🤖 AI Summary
This work addresses the challenge that blurred task boundaries in natural language processing confound traditional relevance assessments, obscuring the true relationship between data quantity and learnability. To overcome this, the authors construct a formal-language benchmark based on probabilistic finite automata and introduce an algebraic structure termed the “binned semiring” to precisely control the frequency of target attributes in synthetic corpora. Integrating causal graphical models with controllable corpus generation, they enable causal interventions into the learning process. Furthermore, they propose a learnability metric grounded in decomposed Kullback–Leibler divergence, establishing the first causal evaluation framework for formal languages. Experiments demonstrate that non-causal evaluations yield misleading conclusions due to confounding bias, thereby validating the necessity of causal methods in learnability analysis and offering a new paradigm for evaluating natural language tasks.
📝 Abstract
Language models, as multi-task learners, acquire a wide range of abilities during training. A fundamental question is how much task-specific data is needed to learn a given task. Answering this for natural language is difficult: tasks are hard to delineate and can confound one another. To rigorously investigate the relationship between data frequency and learnability, we turn to a controlled setting using formal languages induced from probabilistic finite automata.
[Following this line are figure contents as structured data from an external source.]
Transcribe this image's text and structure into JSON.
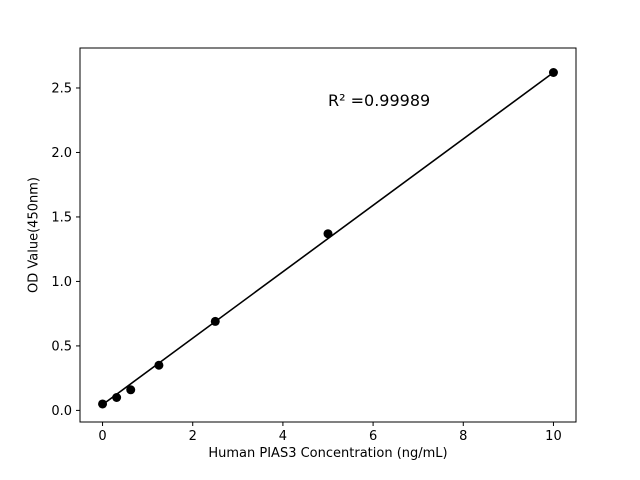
{
  "chart_data": {
    "type": "scatter",
    "title": "",
    "xlabel": "Human PIAS3 Concentration (ng/mL)",
    "ylabel": "OD Value(450nm)",
    "annotation": "R² =0.99989",
    "x": [
      0,
      0.3125,
      0.625,
      1.25,
      2.5,
      5,
      10
    ],
    "y": [
      0.05,
      0.1,
      0.16,
      0.35,
      0.69,
      1.37,
      2.62
    ],
    "fit_line": {
      "x": [
        0,
        10
      ],
      "y": [
        0.045,
        2.62
      ]
    },
    "xticks": [
      0,
      2,
      4,
      6,
      8,
      10
    ],
    "ytick_labels": [
      "0.0",
      "0.5",
      "1.0",
      "1.5",
      "2.0",
      "2.5"
    ],
    "yticks": [
      0.0,
      0.5,
      1.0,
      1.5,
      2.0,
      2.5
    ],
    "xlim": [
      -0.5,
      10.5
    ],
    "ylim": [
      -0.09,
      2.81
    ],
    "grid": false,
    "legend": "none",
    "point_color": "#000000",
    "line_color": "#000000",
    "axis_color": "#000000",
    "background": "#ffffff"
  }
}
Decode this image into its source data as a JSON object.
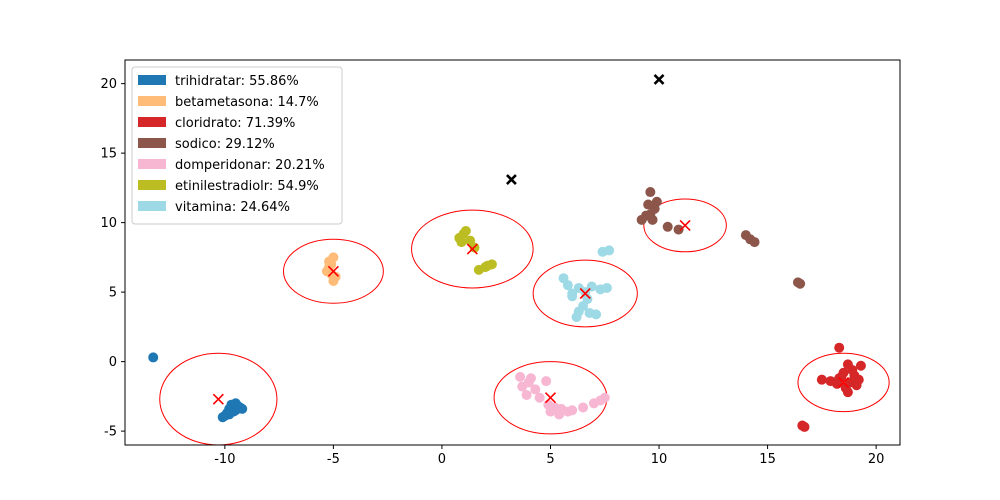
{
  "chart_data": {
    "type": "scatter",
    "xlim": [
      -14.6,
      21.1
    ],
    "ylim": [
      -6.0,
      21.7
    ],
    "x_ticks": [
      -10,
      -5,
      0,
      5,
      10,
      15,
      20
    ],
    "y_ticks": [
      -5,
      0,
      5,
      10,
      15,
      20
    ],
    "grid": false,
    "legend_position": "top-left",
    "series": [
      {
        "name": "trihidratar: 55.86%",
        "color": "#1f77b4",
        "points": [
          [
            -13.3,
            0.3
          ],
          [
            -9.7,
            -3.1
          ],
          [
            -9.6,
            -3.3
          ],
          [
            -9.8,
            -3.4
          ],
          [
            -9.5,
            -3.5
          ],
          [
            -9.3,
            -3.3
          ],
          [
            -9.9,
            -3.7
          ],
          [
            -10.0,
            -3.9
          ],
          [
            -9.6,
            -3.6
          ],
          [
            -9.4,
            -3.2
          ],
          [
            -9.5,
            -3.0
          ],
          [
            -9.8,
            -3.8
          ],
          [
            -10.1,
            -4.0
          ],
          [
            -9.2,
            -3.4
          ]
        ],
        "centroid": [
          -10.3,
          -2.7
        ],
        "ellipse": {
          "rx": 2.7,
          "ry": 3.3
        }
      },
      {
        "name": "betametasona: 14.7%",
        "color": "#ffbb78",
        "points": [
          [
            -5.1,
            7.0
          ],
          [
            -5.0,
            7.5
          ],
          [
            -5.2,
            6.8
          ],
          [
            -5.3,
            6.5
          ],
          [
            -4.9,
            6.1
          ],
          [
            -5.0,
            5.8
          ],
          [
            -5.1,
            6.3
          ],
          [
            -5.2,
            7.2
          ]
        ],
        "centroid": [
          -5.0,
          6.5
        ],
        "ellipse": {
          "rx": 2.3,
          "ry": 2.3
        }
      },
      {
        "name": "cloridrato: 71.39%",
        "color": "#d62728",
        "points": [
          [
            18.3,
            1.0
          ],
          [
            18.7,
            -0.2
          ],
          [
            19.3,
            -0.3
          ],
          [
            18.5,
            -0.8
          ],
          [
            18.9,
            -0.6
          ],
          [
            19.0,
            -1.0
          ],
          [
            18.4,
            -1.1
          ],
          [
            19.2,
            -1.3
          ],
          [
            18.8,
            -1.5
          ],
          [
            17.5,
            -1.3
          ],
          [
            17.9,
            -1.4
          ],
          [
            18.2,
            -1.6
          ],
          [
            18.6,
            -1.9
          ],
          [
            19.1,
            -1.7
          ],
          [
            18.7,
            -2.2
          ],
          [
            18.3,
            -1.2
          ],
          [
            16.6,
            -4.6
          ],
          [
            16.7,
            -4.7
          ]
        ],
        "centroid": [
          18.5,
          -1.5
        ],
        "ellipse": {
          "rx": 2.1,
          "ry": 2.1
        }
      },
      {
        "name": "sodico: 29.12%",
        "color": "#8c564b",
        "points": [
          [
            9.6,
            12.2
          ],
          [
            9.5,
            11.3
          ],
          [
            9.8,
            11.0
          ],
          [
            9.9,
            11.5
          ],
          [
            9.4,
            10.5
          ],
          [
            9.7,
            10.2
          ],
          [
            9.2,
            10.2
          ],
          [
            9.6,
            10.6
          ],
          [
            10.4,
            9.7
          ],
          [
            10.9,
            9.5
          ],
          [
            14.0,
            9.1
          ],
          [
            14.2,
            8.8
          ],
          [
            14.4,
            8.6
          ],
          [
            16.4,
            5.7
          ],
          [
            16.5,
            5.6
          ]
        ],
        "centroid": [
          11.2,
          9.8
        ],
        "ellipse": {
          "rx": 1.9,
          "ry": 1.9
        }
      },
      {
        "name": "domperidonar: 20.21%",
        "color": "#f7b6d2",
        "points": [
          [
            3.6,
            -1.1
          ],
          [
            3.7,
            -1.8
          ],
          [
            4.0,
            -1.5
          ],
          [
            4.3,
            -2.0
          ],
          [
            3.9,
            -2.4
          ],
          [
            4.5,
            -2.6
          ],
          [
            4.9,
            -3.1
          ],
          [
            5.2,
            -3.3
          ],
          [
            5.5,
            -3.4
          ],
          [
            5.8,
            -3.6
          ],
          [
            5.4,
            -3.8
          ],
          [
            6.0,
            -3.5
          ],
          [
            6.5,
            -3.3
          ],
          [
            7.0,
            -3.0
          ],
          [
            7.3,
            -2.8
          ],
          [
            7.5,
            -2.6
          ],
          [
            4.8,
            -1.4
          ],
          [
            4.1,
            -1.2
          ],
          [
            5.0,
            -3.6
          ]
        ],
        "centroid": [
          5.0,
          -2.6
        ],
        "ellipse": {
          "rx": 2.6,
          "ry": 2.6
        }
      },
      {
        "name": "etinilestradiolr: 54.9%",
        "color": "#bcbd22",
        "points": [
          [
            1.1,
            9.4
          ],
          [
            1.0,
            9.2
          ],
          [
            0.8,
            8.9
          ],
          [
            0.9,
            8.6
          ],
          [
            1.3,
            8.7
          ],
          [
            1.5,
            8.2
          ],
          [
            1.7,
            6.6
          ],
          [
            2.0,
            6.8
          ],
          [
            2.3,
            7.0
          ],
          [
            2.1,
            6.9
          ]
        ],
        "centroid": [
          1.4,
          8.1
        ],
        "ellipse": {
          "rx": 2.8,
          "ry": 2.8
        }
      },
      {
        "name": "vitamina: 24.64%",
        "color": "#9edae5",
        "points": [
          [
            5.6,
            6.0
          ],
          [
            5.8,
            5.5
          ],
          [
            6.0,
            4.9
          ],
          [
            6.3,
            5.3
          ],
          [
            6.6,
            5.0
          ],
          [
            6.9,
            5.4
          ],
          [
            7.3,
            5.2
          ],
          [
            7.6,
            5.3
          ],
          [
            6.7,
            4.5
          ],
          [
            6.5,
            4.0
          ],
          [
            6.3,
            3.6
          ],
          [
            6.2,
            3.2
          ],
          [
            6.8,
            3.5
          ],
          [
            7.1,
            3.4
          ],
          [
            7.4,
            7.9
          ],
          [
            7.7,
            8.0
          ],
          [
            6.0,
            4.7
          ]
        ],
        "centroid": [
          6.6,
          4.9
        ],
        "ellipse": {
          "rx": 2.4,
          "ry": 2.4
        }
      }
    ],
    "extra_markers": [
      {
        "x": 3.2,
        "y": 13.1,
        "marker": "x",
        "color": "#000000"
      },
      {
        "x": 10.0,
        "y": 20.3,
        "marker": "x",
        "color": "#000000"
      }
    ],
    "ellipse_color": "#ff0000"
  }
}
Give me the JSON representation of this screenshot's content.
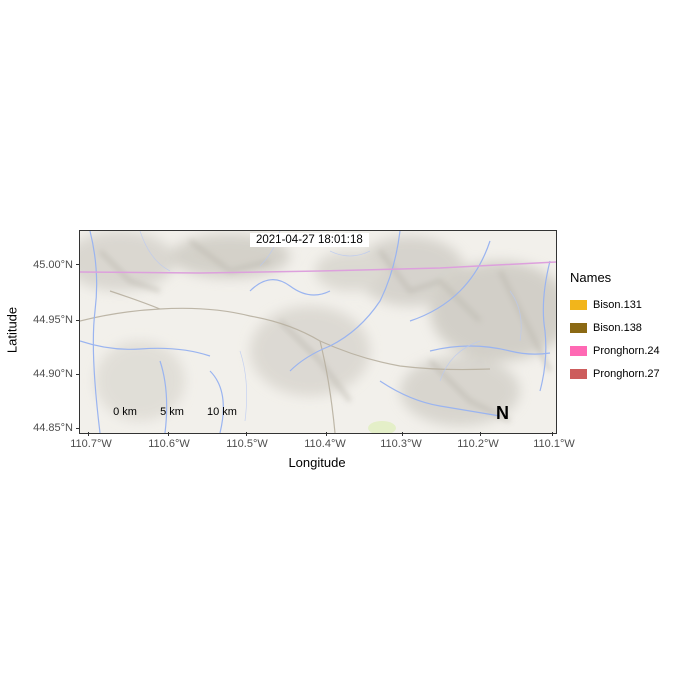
{
  "map": {
    "timestamp": "2021-04-27 18:01:18",
    "x_axis_title": "Longitude",
    "y_axis_title": "Latitude",
    "x_ticks": [
      "110.7°W",
      "110.6°W",
      "110.5°W",
      "110.4°W",
      "110.3°W",
      "110.2°W",
      "110.1°W"
    ],
    "y_ticks": [
      "45.00°N",
      "44.95°N",
      "44.90°N",
      "44.85°N"
    ],
    "x_range_lon": [
      -110.71,
      -110.09
    ],
    "y_range_lat": [
      44.848,
      45.03
    ],
    "scale_bar": {
      "labels": [
        "0 km",
        "5 km",
        "10 km"
      ]
    },
    "north_arrow": "N",
    "boundary_line_color": "#dda0dd",
    "river_color": "#9ab4f0",
    "basemap": "shaded relief terrain with rivers and roads",
    "legend": {
      "title": "Names",
      "items": [
        {
          "label": "Bison.131",
          "color": "#f2b51b"
        },
        {
          "label": "Bison.138",
          "color": "#8b6914"
        },
        {
          "label": "Pronghorn.24",
          "color": "#ff69b4"
        },
        {
          "label": "Pronghorn.27",
          "color": "#cd5c5c"
        }
      ]
    }
  }
}
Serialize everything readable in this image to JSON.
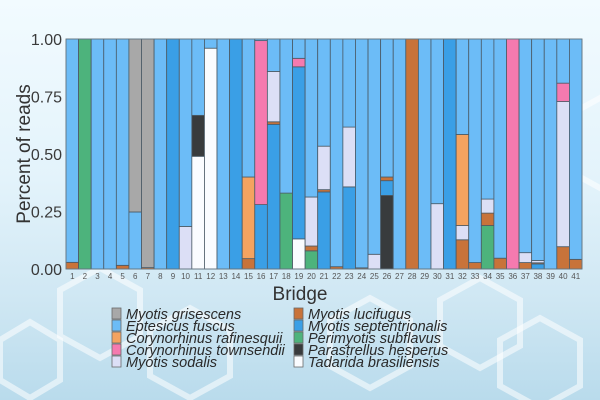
{
  "chart_data": {
    "type": "bar",
    "stacked": true,
    "title": "",
    "xlabel": "Bridge",
    "ylabel": "Percent of reads",
    "ylim": [
      0,
      1
    ],
    "yticks": [
      "0.00",
      "0.25",
      "0.50",
      "0.75",
      "1.00"
    ],
    "ytick_values": [
      0,
      0.25,
      0.5,
      0.75,
      1.0
    ],
    "categories": [
      "1",
      "2",
      "3",
      "4",
      "5",
      "6",
      "7",
      "8",
      "9",
      "10",
      "11",
      "12",
      "13",
      "14",
      "15",
      "16",
      "17",
      "18",
      "19",
      "20",
      "21",
      "22",
      "23",
      "24",
      "25",
      "26",
      "27",
      "28",
      "29",
      "30",
      "31",
      "32",
      "33",
      "34",
      "35",
      "36",
      "37",
      "38",
      "39",
      "40",
      "41"
    ],
    "legend_position": "bottom-center",
    "stack_order_bottom_to_top": [
      "Tadarida brasiliensis",
      "Parastrellus hesperus",
      "Perimyotis subflavus",
      "Myotis septentrionalis",
      "Myotis lucifugus",
      "Myotis sodalis",
      "Corynorhinus townsendii",
      "Corynorhinus rafinesquii",
      "Eptesicus fuscus",
      "Myotis grisescens"
    ],
    "series": [
      {
        "name": "Myotis grisescens",
        "color": "#a8a8a8",
        "values": [
          0,
          0,
          0,
          0,
          0,
          0.752,
          0.994,
          0,
          0,
          0,
          0,
          0,
          0,
          0,
          0,
          0,
          0,
          0,
          0,
          0,
          0,
          0,
          0,
          0,
          0,
          0,
          0,
          0,
          0,
          0,
          0,
          0,
          0,
          0,
          0,
          0,
          0,
          0,
          0,
          0,
          0
        ]
      },
      {
        "name": "Eptesicus fuscus",
        "color": "#6cbcf7",
        "values": [
          0.971,
          0,
          1,
          1,
          0.984,
          0.248,
          0,
          1,
          0,
          0.815,
          0.332,
          0.04,
          1,
          0,
          0.6,
          0.007,
          0.141,
          0.67,
          0.084,
          0.687,
          0.466,
          0.99,
          0.383,
          0.995,
          0.936,
          0.6,
          1,
          0,
          1,
          0.716,
          0,
          0.415,
          0.972,
          0.696,
          0.953,
          0,
          0.929,
          0.963,
          1,
          0.192,
          0.958
        ]
      },
      {
        "name": "Corynorhinus rafinesquii",
        "color": "#f4a360",
        "values": [
          0,
          0,
          0,
          0,
          0,
          0,
          0,
          0,
          0,
          0,
          0,
          0,
          0,
          0,
          0.355,
          0,
          0,
          0,
          0,
          0,
          0,
          0,
          0,
          0,
          0,
          0,
          0,
          0,
          0,
          0,
          0,
          0.396,
          0,
          0,
          0,
          0,
          0,
          0,
          0,
          0,
          0
        ]
      },
      {
        "name": "Corynorhinus townsendii",
        "color": "#f57aaf",
        "values": [
          0,
          0,
          0,
          0,
          0,
          0,
          0,
          0,
          0,
          0,
          0,
          0,
          0,
          0,
          0,
          0.713,
          0,
          0,
          0.037,
          0,
          0,
          0,
          0,
          0,
          0,
          0,
          0,
          0,
          0,
          0,
          0,
          0,
          0,
          0,
          0,
          1,
          0,
          0,
          0,
          0.08,
          0
        ]
      },
      {
        "name": "Myotis sodalis",
        "color": "#dcdff6",
        "values": [
          0,
          0,
          0,
          0,
          0,
          0,
          0,
          0,
          0,
          0.185,
          0,
          0,
          0,
          0,
          0,
          0,
          0.219,
          0,
          0,
          0.213,
          0.189,
          0,
          0.26,
          0,
          0.064,
          0,
          0,
          0,
          0,
          0.284,
          0,
          0.062,
          0,
          0.061,
          0,
          0,
          0.043,
          0.01,
          0,
          0.631,
          0
        ]
      },
      {
        "name": "Myotis lucifugus",
        "color": "#c8733a",
        "values": [
          0.029,
          0,
          0,
          0,
          0.016,
          0,
          0.006,
          0,
          0,
          0,
          0,
          0,
          0,
          0,
          0.045,
          0,
          0.011,
          0,
          0,
          0.021,
          0.01,
          0.01,
          0,
          0.005,
          0,
          0.016,
          0,
          1,
          0,
          0,
          0,
          0.127,
          0.028,
          0.054,
          0.047,
          0,
          0.028,
          0.005,
          0,
          0.097,
          0.042
        ]
      },
      {
        "name": "Myotis septentrionalis",
        "color": "#3a9fe6",
        "values": [
          0,
          0,
          0,
          0,
          0,
          0,
          0,
          0,
          1,
          0,
          0,
          0,
          0,
          1,
          0,
          0.28,
          0.629,
          0,
          0.748,
          0,
          0.335,
          0,
          0.357,
          0,
          0,
          0.064,
          0,
          0,
          0,
          0,
          1,
          0,
          0,
          0,
          0,
          0,
          0,
          0.022,
          0,
          0,
          0
        ]
      },
      {
        "name": "Perimyotis subflavus",
        "color": "#4db37c",
        "values": [
          0,
          1,
          0,
          0,
          0,
          0,
          0,
          0,
          0,
          0,
          0,
          0,
          0,
          0,
          0,
          0,
          0,
          0.33,
          0,
          0.079,
          0,
          0,
          0,
          0,
          0,
          0,
          0,
          0,
          0,
          0,
          0,
          0,
          0,
          0.189,
          0,
          0,
          0,
          0,
          0,
          0,
          0
        ]
      },
      {
        "name": "Parastrellus hesperus",
        "color": "#383b3d",
        "values": [
          0,
          0,
          0,
          0,
          0,
          0,
          0,
          0,
          0,
          0,
          0.178,
          0,
          0,
          0,
          0,
          0,
          0,
          0,
          0,
          0,
          0,
          0,
          0,
          0,
          0,
          0.32,
          0,
          0,
          0,
          0,
          0,
          0,
          0,
          0,
          0,
          0,
          0,
          0,
          0,
          0,
          0
        ]
      },
      {
        "name": "Tadarida brasiliensis",
        "color": "#fafcff",
        "values": [
          0,
          0,
          0,
          0,
          0,
          0,
          0,
          0,
          0,
          0,
          0.49,
          0.96,
          0,
          0,
          0,
          0,
          0,
          0,
          0.131,
          0,
          0,
          0,
          0,
          0,
          0,
          0,
          0,
          0,
          0,
          0,
          0,
          0,
          0,
          0,
          0,
          0,
          0,
          0,
          0,
          0,
          0
        ]
      }
    ]
  }
}
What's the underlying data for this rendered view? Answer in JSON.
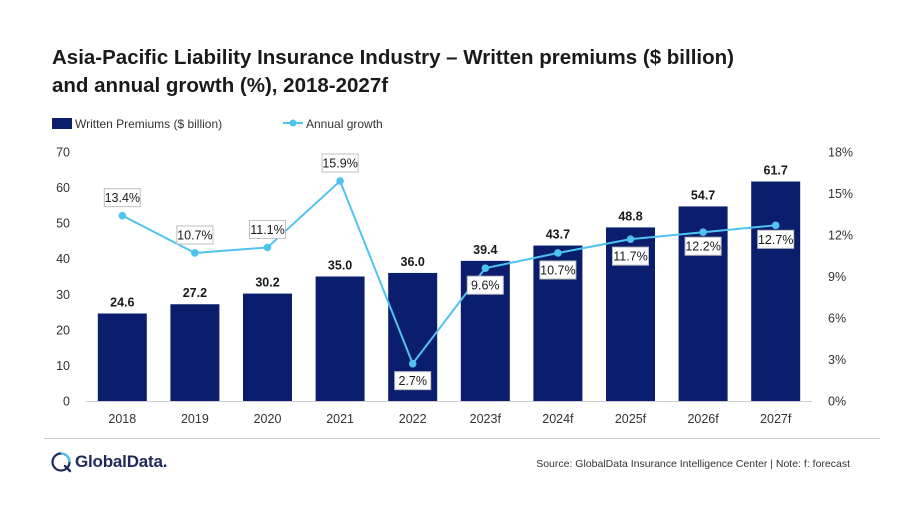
{
  "title_lines": [
    "Asia-Pacific Liability Insurance Industry – Written premiums ($ billion)",
    "and annual growth (%), 2018-2027f"
  ],
  "footer": {
    "logo_text": "GlobalData.",
    "source": "Source: GlobalData Insurance Intelligence Center | Note: f: forecast"
  },
  "colors": {
    "bar": "#0b1e6e",
    "line": "#4fc3ef",
    "axis_text": "#333333"
  },
  "chart_data": {
    "type": "bar",
    "categories": [
      "2018",
      "2019",
      "2020",
      "2021",
      "2022",
      "2023f",
      "2024f",
      "2025f",
      "2026f",
      "2027f"
    ],
    "series": [
      {
        "name": "Written Premiums ($ billion)",
        "type": "bar",
        "axis": "left",
        "values": [
          24.6,
          27.2,
          30.2,
          35.0,
          36.0,
          39.4,
          43.7,
          48.8,
          54.7,
          61.7
        ],
        "labels": [
          "24.6",
          "27.2",
          "30.2",
          "35.0",
          "36.0",
          "39.4",
          "43.7",
          "48.8",
          "54.7",
          "61.7"
        ]
      },
      {
        "name": "Annual growth",
        "type": "line",
        "axis": "right",
        "values": [
          13.4,
          10.7,
          11.1,
          15.9,
          2.7,
          9.6,
          10.7,
          11.7,
          12.2,
          12.7
        ],
        "labels": [
          "13.4%",
          "10.7%",
          "11.1%",
          "15.9%",
          "2.7%",
          "9.6%",
          "10.7%",
          "11.7%",
          "12.2%",
          "12.7%"
        ]
      }
    ],
    "y_left": {
      "min": 0,
      "max": 70,
      "ticks": [
        "0",
        "10",
        "20",
        "30",
        "40",
        "50",
        "60",
        "70"
      ]
    },
    "y_right": {
      "min": 0,
      "max": 18,
      "ticks": [
        "0%",
        "3%",
        "6%",
        "9%",
        "12%",
        "15%",
        "18%"
      ]
    },
    "legend": {
      "position": "top-left"
    },
    "grid": false
  }
}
These serve as a methodological testbed to demonstrate that standard correlational evaluation practices are inherently flawed. To enable causal analysis, we introduce the binning semiring, an algebraic object that lets us control how often a targeted property occurs in a sampled corpus. We formulate the experimental pipeline as a causal graphical model and derive decomposed Kullback-Leibler divergence metrics to measure the learnability of specific sub-tasks. Our experiments show that evaluating learnability without causal intervention leads to incorrect conclusions due to confounders in correlational analysis, and serve as a warning about correlational pitfalls in natural-language settings.